Frente Parlamentar de Segurança Alimentar e Combate à Fome

“A participação parlamentar na promoção do direito à alimentação é essencial para enfrentar a fome”. A afirmação foi feita pelo representante regional da FAO para América Latina e Caribe, José Graziano da Silva, no dia 3 de março.

Durante reunião realizada no último dia 2 em Santiago, Chile, José Graziano reuniu-se com os coordenadores das frentes parlamentares de segurança alimentar do Brasil e de São Paulo, o deputado federal Nazareno Fonteles e o deputado estadual Simão Pedro, e o coordenador da Iniciativa América Latina e Caribe Sem Fome, Juan Carlos García Cebolla. Eles confirmaram a realização de um encontro para promover uma Frente Parlamentar regional contra a fome.

A reunião acontecerá em São Paulo, entre os dias 15 e 17 de outubro, no âmbito do Dia Mundial da Alimentação, que este ano se centra na necessidade de alcançar a segurança alimentar em tempos de crise. O encontro deverá ocorrer no prédio da Assembleia Legislativa de São Paulo e o presidente Lula será convidado.

O coordenador da Iniciativa América Latina e Caribe sem Fome, que impulsiona o Frente Parlamentar regional, explicou que a institucionalidade no combate à fome não depende só dos governos. Os parlamentos também precisam atuar, já que neles “está a responsabilidade de aprovar leis relacionadas ao tema, além de autorizar orçamentos e fiscalizar seu uso”.

Atualmente, cinco países da região (Argentina, Brasil, Equador, Guatemala e Venezuela) têm leis de segurança alimentar e outros 10 países discutem projetos relacionados ao tema (Colômbia, Costa Rica, Equador, Honduras, México, Nicarágua, Panamá, Paraguai, Peru, e República Dominicana).

Um sonho antigo

Depois da reunião, o deputado Nazareno Fonteles, citou a experiência brasileira como um exemplo do papel catalisador que os parlamentares podem ter na promoção da institucionalidade sobre a segurança alimentar. Ele também ressaltou a importância de que o combate à fome esteja baseado no direito à alimentação, para que o combate à fome não seja prioridade apenas de um governo, mas do Estado como um todo.
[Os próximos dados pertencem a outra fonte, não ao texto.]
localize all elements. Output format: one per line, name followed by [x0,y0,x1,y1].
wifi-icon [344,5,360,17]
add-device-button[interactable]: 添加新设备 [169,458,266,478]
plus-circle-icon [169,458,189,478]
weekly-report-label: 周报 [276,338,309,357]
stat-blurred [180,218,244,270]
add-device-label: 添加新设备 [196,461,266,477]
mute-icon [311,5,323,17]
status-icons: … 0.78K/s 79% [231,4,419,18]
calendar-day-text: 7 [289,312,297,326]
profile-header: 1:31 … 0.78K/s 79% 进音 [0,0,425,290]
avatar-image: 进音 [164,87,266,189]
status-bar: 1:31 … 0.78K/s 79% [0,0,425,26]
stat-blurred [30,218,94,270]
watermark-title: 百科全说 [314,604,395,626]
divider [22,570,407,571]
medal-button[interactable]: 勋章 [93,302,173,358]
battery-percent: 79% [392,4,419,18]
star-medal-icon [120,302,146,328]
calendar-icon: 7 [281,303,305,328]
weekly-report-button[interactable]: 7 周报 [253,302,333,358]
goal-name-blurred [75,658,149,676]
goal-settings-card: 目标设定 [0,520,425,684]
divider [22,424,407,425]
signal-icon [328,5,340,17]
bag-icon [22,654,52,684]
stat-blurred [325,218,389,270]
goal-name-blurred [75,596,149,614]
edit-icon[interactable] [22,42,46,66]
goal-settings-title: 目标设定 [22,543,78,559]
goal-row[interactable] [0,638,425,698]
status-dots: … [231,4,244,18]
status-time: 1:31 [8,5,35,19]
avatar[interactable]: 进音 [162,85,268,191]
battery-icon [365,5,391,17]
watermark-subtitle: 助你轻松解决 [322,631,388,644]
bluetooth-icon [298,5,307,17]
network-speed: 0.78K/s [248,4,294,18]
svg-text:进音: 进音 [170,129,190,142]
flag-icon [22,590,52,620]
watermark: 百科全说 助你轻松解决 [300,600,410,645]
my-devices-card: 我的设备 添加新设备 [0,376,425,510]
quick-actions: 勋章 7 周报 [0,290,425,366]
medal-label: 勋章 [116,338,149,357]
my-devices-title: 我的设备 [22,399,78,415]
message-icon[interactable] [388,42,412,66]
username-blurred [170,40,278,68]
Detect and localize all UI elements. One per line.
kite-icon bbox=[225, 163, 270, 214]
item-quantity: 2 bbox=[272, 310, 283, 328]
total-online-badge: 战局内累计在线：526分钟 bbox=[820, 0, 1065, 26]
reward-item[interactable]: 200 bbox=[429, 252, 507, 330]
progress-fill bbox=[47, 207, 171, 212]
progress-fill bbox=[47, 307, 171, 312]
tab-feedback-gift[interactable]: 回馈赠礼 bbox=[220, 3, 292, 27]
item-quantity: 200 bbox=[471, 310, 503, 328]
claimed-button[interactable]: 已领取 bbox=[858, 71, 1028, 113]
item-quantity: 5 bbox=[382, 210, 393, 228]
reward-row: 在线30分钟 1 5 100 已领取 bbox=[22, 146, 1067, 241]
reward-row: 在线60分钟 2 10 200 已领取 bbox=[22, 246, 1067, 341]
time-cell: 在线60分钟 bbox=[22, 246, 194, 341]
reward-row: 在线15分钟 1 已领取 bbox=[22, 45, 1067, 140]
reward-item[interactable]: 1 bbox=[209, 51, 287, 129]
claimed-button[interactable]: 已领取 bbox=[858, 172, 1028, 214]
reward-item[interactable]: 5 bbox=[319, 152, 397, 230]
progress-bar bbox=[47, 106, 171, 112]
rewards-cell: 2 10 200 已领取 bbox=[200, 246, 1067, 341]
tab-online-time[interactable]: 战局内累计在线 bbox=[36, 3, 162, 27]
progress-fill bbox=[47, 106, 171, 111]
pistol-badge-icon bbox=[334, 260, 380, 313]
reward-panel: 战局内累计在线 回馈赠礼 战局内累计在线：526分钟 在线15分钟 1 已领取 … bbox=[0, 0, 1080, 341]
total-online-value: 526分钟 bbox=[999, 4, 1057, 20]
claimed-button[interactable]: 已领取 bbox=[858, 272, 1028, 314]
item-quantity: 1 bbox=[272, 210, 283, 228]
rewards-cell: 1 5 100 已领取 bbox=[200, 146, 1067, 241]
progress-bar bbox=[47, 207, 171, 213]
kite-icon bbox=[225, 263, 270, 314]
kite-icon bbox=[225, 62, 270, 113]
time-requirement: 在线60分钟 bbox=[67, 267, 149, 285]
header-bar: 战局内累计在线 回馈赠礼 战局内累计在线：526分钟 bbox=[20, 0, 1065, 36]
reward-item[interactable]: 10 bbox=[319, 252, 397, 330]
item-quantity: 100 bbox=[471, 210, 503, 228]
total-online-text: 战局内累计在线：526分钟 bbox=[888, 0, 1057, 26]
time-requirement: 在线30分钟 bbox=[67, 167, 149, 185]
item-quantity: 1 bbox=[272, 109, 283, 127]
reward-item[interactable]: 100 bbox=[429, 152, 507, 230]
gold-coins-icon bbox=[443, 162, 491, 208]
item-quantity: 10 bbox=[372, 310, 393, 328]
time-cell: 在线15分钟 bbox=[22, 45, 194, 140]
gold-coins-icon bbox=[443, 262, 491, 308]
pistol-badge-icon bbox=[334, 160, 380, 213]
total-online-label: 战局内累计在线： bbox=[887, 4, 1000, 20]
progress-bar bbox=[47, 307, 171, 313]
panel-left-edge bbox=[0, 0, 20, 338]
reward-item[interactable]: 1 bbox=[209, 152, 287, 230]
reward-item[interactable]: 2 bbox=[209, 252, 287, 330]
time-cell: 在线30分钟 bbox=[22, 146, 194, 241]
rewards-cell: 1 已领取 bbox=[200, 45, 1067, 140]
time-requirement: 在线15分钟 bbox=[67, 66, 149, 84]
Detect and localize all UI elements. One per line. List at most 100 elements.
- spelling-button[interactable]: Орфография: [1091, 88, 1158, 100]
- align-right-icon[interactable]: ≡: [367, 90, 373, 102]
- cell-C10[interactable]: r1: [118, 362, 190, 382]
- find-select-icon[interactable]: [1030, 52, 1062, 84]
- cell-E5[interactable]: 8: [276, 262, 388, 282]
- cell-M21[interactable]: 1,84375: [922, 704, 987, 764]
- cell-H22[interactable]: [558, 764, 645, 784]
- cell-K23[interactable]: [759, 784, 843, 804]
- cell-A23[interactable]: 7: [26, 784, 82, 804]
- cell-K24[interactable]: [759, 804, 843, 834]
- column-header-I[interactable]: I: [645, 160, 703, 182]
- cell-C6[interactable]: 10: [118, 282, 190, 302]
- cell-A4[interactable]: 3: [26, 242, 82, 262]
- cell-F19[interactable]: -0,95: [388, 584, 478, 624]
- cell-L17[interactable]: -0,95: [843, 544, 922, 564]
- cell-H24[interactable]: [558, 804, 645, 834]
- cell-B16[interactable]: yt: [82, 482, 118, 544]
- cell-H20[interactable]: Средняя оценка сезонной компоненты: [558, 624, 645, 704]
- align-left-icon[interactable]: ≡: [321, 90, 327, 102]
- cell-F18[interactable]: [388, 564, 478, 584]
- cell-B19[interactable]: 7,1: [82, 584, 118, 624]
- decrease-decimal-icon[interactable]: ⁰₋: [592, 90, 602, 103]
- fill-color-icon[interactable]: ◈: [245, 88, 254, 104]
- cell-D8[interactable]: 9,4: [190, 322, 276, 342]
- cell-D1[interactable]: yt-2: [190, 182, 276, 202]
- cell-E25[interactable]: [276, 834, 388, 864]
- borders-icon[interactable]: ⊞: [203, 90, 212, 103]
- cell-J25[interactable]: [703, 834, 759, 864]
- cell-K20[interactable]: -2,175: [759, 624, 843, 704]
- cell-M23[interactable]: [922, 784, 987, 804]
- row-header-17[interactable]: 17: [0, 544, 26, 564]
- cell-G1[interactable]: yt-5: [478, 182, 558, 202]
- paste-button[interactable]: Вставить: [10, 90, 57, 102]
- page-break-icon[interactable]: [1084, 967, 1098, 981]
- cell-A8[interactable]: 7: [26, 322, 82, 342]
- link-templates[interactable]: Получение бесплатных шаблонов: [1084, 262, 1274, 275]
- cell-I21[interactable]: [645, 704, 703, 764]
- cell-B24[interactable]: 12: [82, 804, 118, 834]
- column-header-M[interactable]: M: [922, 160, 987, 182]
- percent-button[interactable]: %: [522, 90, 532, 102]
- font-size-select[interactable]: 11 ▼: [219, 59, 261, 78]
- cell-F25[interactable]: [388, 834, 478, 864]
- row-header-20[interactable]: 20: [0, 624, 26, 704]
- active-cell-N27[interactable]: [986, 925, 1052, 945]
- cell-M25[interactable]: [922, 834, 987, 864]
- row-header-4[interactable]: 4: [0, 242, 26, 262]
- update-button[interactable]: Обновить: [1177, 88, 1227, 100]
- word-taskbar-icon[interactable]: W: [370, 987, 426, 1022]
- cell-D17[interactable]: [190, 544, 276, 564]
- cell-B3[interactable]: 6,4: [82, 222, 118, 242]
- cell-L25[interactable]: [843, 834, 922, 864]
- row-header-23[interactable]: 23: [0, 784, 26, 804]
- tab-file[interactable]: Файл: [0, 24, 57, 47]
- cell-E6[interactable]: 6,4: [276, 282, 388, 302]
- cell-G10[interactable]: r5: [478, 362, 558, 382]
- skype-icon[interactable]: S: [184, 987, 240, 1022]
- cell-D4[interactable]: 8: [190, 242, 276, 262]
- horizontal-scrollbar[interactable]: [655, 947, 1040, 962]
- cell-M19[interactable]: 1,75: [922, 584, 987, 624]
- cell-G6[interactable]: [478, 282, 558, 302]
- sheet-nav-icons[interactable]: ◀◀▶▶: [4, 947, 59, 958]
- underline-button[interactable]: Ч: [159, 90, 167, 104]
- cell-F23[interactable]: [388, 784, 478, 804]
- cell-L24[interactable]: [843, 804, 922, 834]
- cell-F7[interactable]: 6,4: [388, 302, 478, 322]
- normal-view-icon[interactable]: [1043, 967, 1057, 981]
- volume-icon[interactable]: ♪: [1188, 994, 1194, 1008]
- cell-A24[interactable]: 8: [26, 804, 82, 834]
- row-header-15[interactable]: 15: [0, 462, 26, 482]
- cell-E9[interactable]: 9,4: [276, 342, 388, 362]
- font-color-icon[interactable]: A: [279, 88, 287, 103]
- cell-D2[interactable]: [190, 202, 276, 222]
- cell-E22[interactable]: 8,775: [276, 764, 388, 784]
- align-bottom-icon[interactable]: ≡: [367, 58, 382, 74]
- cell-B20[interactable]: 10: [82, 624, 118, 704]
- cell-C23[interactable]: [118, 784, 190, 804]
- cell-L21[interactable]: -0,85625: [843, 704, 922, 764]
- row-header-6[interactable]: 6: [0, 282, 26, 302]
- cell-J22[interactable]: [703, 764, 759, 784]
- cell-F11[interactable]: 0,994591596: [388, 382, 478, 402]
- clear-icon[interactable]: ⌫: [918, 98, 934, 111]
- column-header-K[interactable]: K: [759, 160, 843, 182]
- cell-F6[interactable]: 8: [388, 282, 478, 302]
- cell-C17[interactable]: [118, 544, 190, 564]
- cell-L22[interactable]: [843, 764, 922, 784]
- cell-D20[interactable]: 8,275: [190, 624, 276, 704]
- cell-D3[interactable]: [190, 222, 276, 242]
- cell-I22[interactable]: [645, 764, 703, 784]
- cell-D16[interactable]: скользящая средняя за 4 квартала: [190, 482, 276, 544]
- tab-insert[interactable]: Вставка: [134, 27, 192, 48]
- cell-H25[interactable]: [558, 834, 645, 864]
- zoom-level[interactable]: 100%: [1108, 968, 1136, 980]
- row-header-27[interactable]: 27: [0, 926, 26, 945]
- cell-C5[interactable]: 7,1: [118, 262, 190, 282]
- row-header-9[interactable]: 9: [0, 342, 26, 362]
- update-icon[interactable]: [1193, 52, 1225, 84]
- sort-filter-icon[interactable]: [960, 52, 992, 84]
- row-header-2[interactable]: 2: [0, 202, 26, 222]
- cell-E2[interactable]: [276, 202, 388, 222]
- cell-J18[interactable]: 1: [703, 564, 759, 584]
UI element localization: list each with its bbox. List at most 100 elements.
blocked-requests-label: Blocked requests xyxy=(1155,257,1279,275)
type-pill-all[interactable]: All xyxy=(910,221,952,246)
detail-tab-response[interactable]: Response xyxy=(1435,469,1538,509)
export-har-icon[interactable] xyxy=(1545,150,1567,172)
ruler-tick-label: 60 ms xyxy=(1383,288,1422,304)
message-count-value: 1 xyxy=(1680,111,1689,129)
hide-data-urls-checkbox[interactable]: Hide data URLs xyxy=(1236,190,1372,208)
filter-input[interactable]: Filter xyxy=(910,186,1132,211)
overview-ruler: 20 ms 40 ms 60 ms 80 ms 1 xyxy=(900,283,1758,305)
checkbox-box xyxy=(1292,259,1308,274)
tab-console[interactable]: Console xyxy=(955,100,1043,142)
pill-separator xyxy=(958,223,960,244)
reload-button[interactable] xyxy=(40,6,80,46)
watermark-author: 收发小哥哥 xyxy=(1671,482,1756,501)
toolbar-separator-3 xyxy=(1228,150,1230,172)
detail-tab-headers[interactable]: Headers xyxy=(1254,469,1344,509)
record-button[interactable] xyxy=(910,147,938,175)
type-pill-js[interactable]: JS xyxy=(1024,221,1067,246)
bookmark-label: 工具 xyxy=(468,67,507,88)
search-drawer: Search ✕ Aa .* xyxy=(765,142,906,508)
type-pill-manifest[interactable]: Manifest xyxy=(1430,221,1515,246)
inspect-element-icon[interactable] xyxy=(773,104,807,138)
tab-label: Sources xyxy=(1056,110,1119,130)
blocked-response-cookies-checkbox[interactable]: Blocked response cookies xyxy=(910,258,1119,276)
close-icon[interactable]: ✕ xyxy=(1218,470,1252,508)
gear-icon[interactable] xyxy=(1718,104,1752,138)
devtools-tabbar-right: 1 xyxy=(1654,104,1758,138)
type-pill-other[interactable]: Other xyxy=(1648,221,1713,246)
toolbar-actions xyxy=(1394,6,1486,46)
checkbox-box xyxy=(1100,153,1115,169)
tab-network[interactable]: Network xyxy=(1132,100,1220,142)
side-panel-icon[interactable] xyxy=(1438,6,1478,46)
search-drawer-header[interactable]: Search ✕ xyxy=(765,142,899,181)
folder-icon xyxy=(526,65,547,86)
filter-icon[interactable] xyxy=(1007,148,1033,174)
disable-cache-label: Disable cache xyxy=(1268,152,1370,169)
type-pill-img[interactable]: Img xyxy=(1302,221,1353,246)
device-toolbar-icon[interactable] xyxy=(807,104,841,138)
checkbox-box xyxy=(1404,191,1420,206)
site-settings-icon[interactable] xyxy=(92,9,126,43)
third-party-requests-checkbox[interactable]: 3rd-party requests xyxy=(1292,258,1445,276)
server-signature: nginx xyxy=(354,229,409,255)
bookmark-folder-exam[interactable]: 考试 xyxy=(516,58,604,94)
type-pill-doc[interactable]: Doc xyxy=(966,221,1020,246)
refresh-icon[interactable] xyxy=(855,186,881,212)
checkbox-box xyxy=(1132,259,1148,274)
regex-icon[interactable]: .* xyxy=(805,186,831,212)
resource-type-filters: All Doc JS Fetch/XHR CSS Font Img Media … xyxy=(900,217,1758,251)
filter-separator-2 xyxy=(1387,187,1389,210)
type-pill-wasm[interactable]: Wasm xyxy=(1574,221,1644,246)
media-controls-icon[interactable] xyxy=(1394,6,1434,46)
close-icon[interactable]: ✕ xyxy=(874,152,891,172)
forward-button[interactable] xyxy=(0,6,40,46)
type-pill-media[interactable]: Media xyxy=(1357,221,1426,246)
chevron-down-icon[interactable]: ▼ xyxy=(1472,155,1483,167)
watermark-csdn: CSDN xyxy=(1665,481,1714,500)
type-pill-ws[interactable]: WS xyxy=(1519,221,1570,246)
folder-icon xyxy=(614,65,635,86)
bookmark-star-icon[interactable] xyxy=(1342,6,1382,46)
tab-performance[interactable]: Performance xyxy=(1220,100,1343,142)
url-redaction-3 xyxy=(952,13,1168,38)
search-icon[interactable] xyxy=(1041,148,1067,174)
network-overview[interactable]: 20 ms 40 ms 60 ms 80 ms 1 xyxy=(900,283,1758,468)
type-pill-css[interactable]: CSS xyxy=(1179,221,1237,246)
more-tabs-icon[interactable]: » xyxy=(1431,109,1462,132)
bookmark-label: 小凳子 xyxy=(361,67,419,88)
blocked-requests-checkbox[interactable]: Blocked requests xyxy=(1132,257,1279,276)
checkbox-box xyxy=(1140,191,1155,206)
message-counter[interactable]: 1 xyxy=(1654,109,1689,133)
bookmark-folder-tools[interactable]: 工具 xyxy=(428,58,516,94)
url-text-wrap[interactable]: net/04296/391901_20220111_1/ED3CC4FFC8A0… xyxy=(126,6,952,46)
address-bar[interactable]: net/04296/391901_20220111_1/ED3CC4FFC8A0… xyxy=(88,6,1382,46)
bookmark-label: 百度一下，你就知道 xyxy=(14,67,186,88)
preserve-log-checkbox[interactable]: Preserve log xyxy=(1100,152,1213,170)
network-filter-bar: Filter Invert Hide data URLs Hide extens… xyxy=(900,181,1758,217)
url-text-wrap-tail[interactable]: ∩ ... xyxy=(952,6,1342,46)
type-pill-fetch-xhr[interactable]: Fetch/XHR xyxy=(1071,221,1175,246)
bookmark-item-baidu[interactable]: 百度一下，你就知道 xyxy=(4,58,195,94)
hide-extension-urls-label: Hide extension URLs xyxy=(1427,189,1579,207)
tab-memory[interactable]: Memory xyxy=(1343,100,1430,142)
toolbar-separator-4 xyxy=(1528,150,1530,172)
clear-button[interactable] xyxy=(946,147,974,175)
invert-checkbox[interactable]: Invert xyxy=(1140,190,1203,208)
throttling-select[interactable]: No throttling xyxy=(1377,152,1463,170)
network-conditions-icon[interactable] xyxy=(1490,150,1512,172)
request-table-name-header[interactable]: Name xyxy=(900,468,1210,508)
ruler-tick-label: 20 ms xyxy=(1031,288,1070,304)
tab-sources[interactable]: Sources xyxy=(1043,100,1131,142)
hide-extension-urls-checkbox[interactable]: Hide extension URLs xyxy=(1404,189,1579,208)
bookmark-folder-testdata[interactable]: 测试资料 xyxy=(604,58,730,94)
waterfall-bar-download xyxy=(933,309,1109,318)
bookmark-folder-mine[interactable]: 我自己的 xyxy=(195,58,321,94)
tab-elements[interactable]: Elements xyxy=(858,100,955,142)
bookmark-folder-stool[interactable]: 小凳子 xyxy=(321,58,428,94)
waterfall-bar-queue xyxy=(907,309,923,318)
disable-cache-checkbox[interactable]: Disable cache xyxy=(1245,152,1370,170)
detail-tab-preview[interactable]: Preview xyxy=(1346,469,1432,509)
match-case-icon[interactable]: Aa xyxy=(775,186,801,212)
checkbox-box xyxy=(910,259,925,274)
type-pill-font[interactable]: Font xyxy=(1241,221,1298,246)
“Uma Frente Parlamentar da América Latina e Caribe contra a Fome é um sonho antigo. Esperamos inclusive que, no futuro, essa Frente tenha um alcance global”, acrescentou Fonteles, que também destacou a necessidade de envolver a participação de distintos atores no processo.

Embora o evento de outubro tenha um caráter regional, parlamentares dos Estados Unidos e da Europa serão convidados aos debates. De volta de uma viagem oficial aos Estados Unidos, José Graziano informou que os Representantes Jim McGovern (Partido Democrata) e Jo Ann Emerson (Partido Republicano), que defendem uma maior participação dos Estados Unidos no combate à fome, já confirmaram presença no encontro da Frente Parlamentar.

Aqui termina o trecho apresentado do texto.